Ça commence mal pour les Löwen, les habituels remplaçants peinent à prendre le rythme. Après une récupération de balle, Viran Morros marque dans le but vide (5-1, 6'). Mais tandis que le public catalan scande quelques « Libertat » en référence à la situation politique de la Catalogne, Rhein-Neckar refait son retard. Palicka monte en régime dans les buts, et sa défense aussi. Les Barcelonais, pas au top de leur handball, peinent à trouver des solutions. En face, après un début de match plus que délicat, Momir Rnic trouve la cadence et marque six fois en première période, dont le but égalisateur juste avant la sirène après un schwenker parfaitement exécuté (13-13, 30').
Les Lions poursuivent sur leur lancée au retour des vestiaires. On ne dirait pas que Schmid a joué la veille, tant le Suisse garde une bonne vision du jeu malgré du déchet au tir. Le Barça attend d'être mené de quatre buts (14-18, 38') pour se réveiller et reprendre le fil d'un match dont il est, vu le contexte, le favori. Dika Mem est l'élément moteur des Blaugranas en attaque (8 buts) et ramène presque à lui tout seul son équipe au score, malgré les arrêts répétés de Palicka, en pleine forme. Morros égalise à moins de dix minutes de la fin (24-24, 51'). Pekeler et Mensah font leur entrée, le jeu à 7 est abandonné, RNL reprend l'avantage (24-26, 52') mais Victor Tomas égalise en contre (26-26, 54'). Plus aucun but n'est marqué ensuite, la faute à Andreas Palicka d'un côté et à Gonzalo Pérez de Vargas de l'autre, lui aussi auteur d'une très belle partie. Un point du nul (26-26) presque inespéré au vu des circonstances, mais amplement mérité sur le match pour Rhein-Neckar. Point noir pour les Lions : dans une défense sur N'Guessan, Guardiola prend un mauvais appui et la cheville gauche de l'Espagnol se tord presque à angle droit. On ignore la durée d'indisponibilité d'un des leaders du club de Mannheim, elle pourrait être de quelques semaines.

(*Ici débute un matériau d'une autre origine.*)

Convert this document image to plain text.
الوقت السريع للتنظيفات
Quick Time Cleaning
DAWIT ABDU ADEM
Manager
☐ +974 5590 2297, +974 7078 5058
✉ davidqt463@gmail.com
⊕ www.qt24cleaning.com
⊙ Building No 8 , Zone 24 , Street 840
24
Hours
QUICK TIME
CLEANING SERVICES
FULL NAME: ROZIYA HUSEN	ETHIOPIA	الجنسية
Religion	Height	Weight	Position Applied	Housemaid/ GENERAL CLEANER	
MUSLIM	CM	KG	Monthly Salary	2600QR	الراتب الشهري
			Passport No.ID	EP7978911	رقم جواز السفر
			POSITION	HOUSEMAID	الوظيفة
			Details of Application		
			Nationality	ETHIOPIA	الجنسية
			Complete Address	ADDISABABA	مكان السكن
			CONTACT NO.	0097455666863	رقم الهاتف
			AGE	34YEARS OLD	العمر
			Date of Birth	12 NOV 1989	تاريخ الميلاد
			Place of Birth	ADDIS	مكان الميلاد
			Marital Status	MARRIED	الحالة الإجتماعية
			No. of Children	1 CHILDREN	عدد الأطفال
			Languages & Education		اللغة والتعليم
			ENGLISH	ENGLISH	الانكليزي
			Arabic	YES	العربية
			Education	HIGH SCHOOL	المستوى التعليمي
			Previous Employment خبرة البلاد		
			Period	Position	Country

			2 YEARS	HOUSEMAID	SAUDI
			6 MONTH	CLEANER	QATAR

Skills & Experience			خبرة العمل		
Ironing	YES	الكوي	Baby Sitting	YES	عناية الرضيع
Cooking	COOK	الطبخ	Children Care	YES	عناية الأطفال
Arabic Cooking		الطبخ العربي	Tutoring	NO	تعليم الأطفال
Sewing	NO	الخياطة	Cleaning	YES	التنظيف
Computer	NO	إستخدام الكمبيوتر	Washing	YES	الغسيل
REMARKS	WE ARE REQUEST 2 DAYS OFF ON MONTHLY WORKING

Un défi réussi, mais pas forcément à reproduire
Une victoire et un nul : le bilan est plus qu'honorable pour Rhein-Neckar Löwen dans ce week-end de folie. La recette ? « Beaucoup de volonté, beaucoup d'intensité mise et deux incroyables gardiens », explique Andy Schmid au Rhein-Neckar-Zeitung. Les Lions de Mannheim marchent sur l'eau ces derniers temps, et semblent capables de pouvoir tout affronter. C'est ce qu'on a vu encore ce week-end avec deux matchs de très haut niveau séparés de 25h et de 1500 km. Alors, de quoi ils se plaignaient ? C'est donc faisable, de jouer deux matchs à l'extérieur en deux jours ! Oui, mais le moins souvent sera le mieux. Car le physique des joueurs est incontestablement mis en danger, même si la blessure de Guardiola aurait pu survenir dans un autre contexte. Et après deux tels matchs en deux jours, il faut avoir du temps pour récupérer. Les Löwen en auront à peine le temps : jeudi, ils seront à Cassel pour jouer contre Melsungen, un adversaire plus coriace que Leipzig. Samedi, ils seront encore à l'extérieur, à Skopje face au Vardar, le leader de leur poule. Garder le même visage sur ces deux matchs à venir serait un exploit vraiment retentissant.